Doch wat in Max Regers een en tachtigste opus ook trof in de eerste plaats, was de objectiviteit, het koele en kalme, het afwezig zijn van alle sensitivisme. Het zou ons te ver voeren, wanneer wij nagingen waaruit dat spruit, in hoeverre dat in tegenspraak staat met de uiterlijke fougue en klank-geweld zijner muziek, met het onstavaste zijner harmoniek, of wel in hoeverre men het met elkaar in verband kan brengen. Ook in hoeverre die objectiviteit ongenaakbaar blijft en geisoleerd, wanneer men vertrouwt is geraakt met den geest van het werk of wanneer men er zich algeheel aan wil overgeven.
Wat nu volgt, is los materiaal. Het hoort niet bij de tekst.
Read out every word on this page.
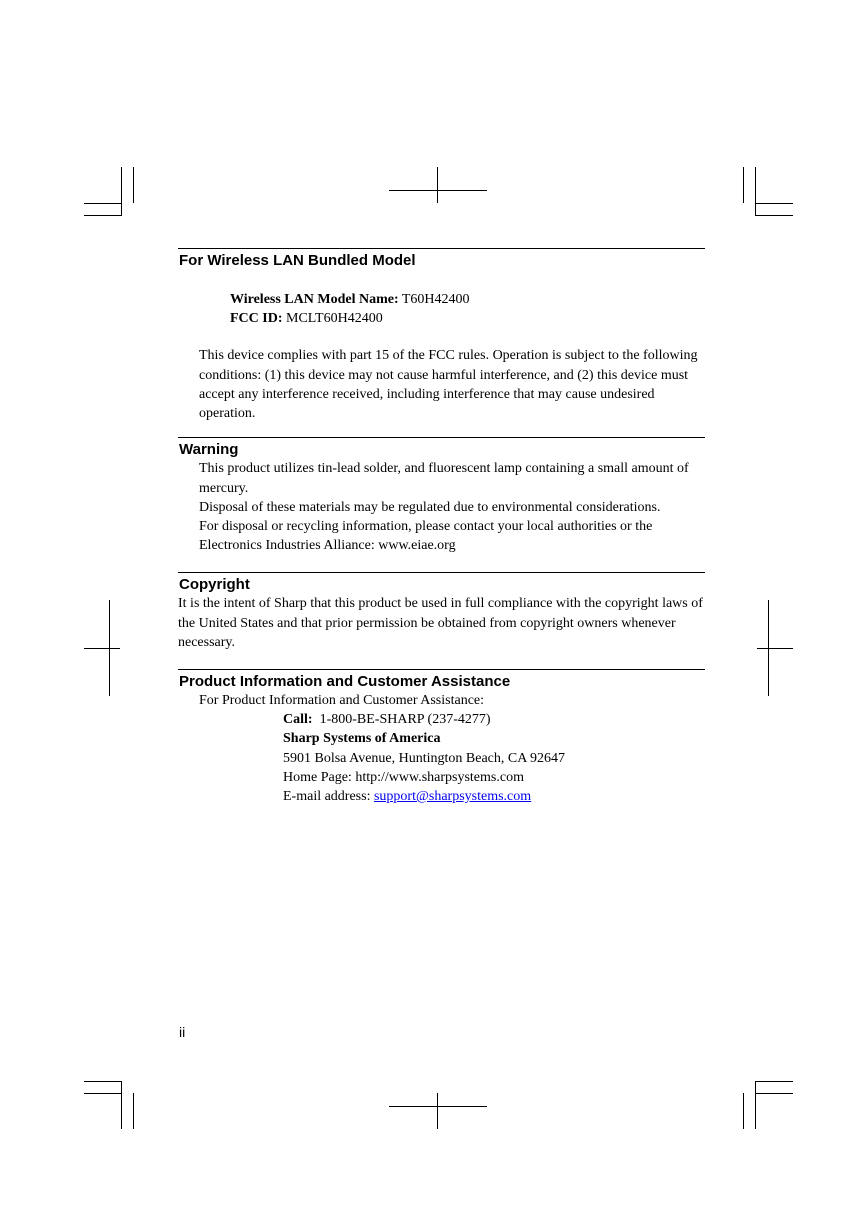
For Wireless LAN Bundled Model
Wireless LAN Model Name: T60H42400
FCC ID: MCLT60H42400

This device complies with part 15 of the FCC rules. Operation is subject to the following conditions: (1) this device may not cause harmful interference, and (2) this device must accept any interference received, including interference that may cause undesired operation.

Warning
This product utilizes tin-lead solder, and fluorescent lamp containing a small amount of mercury.
Disposal of these materials may be regulated due to environmental considerations.
For disposal or recycling information, please contact your local authorities or the Electronics Industries Alliance: www.eiae.org
Copyright

It is the intent of Sharp that this product be used in full compliance with the copyright laws of the United States and that prior permission be obtained from copyright owners whenever necessary.

Product Information and Customer Assistance
For Product Information and Customer Assistance:
Call:  1-800-BE-SHARP (237-4277)
Sharp Systems of America
5901 Bolsa Avenue, Huntington Beach, CA 92647
Home Page: http://www.sharpsystems.com
E-mail address: support@sharpsystems.com
ii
Eene zaak is voor ons zeker: aan inventie heeft het onder alle werken der laatste twintig jaren zijns gelijke niet. Hier vindt men eene vruchtbaarheid aan gedachten, eene overdaad van fantasie, een rijkdom van kennis en kundigheid, welke verbluffen in de hoogste maten. De variaties zijn gerekt in het oneindige, zij nemen langzamerhand de lengte aan van een paar symphoniedeelen, de fuge laat drommels lang op zich wachten, die fuge bevredigt niet in den aanvang, zij klinkt te traag en talmt te veel eer zij de bewogenheid bereikt, welke ten slotte doel blijkt: een ontzaglijke apotheose. Maar dat alles vergeet men bij den schat aan muzikaliteit, den reusachtigen schat aan onuitputtelijke vindingrijkheid, welke de compositie sieren in elk harer onderdeelen.
Het is een muziekstuk, dat den vertolker de hoogst denkbare eischen stelt. Dirk Schäfer, die wij al meermalen een pianist noemden van groote beteekenis, bekwaamheid en virtuoziteit, is er volkomen tegen opgewassen, tegen elke der bezwaarlijkheden, welke legio zijn. Het pedaal-gebruik van dezen kunstenaar is zeer eigenaardig en bijzonder persoonlijk. Het past zich prachtig aan bij de muziek van Max Reger vooral; deze componist toch, zou men zeggen, gaat op vele plaatsen uit van het orgel, waarvoor hij ook een zeer groot aantal werken schreef. Vele zijner bassen doen voortdurend denken aan pedaal-stemmen. Maar ook in de overige geheimen van het klavierspel is Dirk Schäfer een volledig ingewijde. En Hekking evenaart hem daarin op zijn instrument. In 't eerst van den avond (Schäfers sonate) scheen hij er moeilijk in te kunnen komen. Men merkte verstrooidheden (enkele minder juiste intonaties) welke men niet van hem gewoon is. Hij nam revanche in de Sonate van Willem Fesch en in de Elégie van Fauré. Onze lezers trouwens kennen Hekking voldoende en ook onze bewondering voor dezen kunstenaar.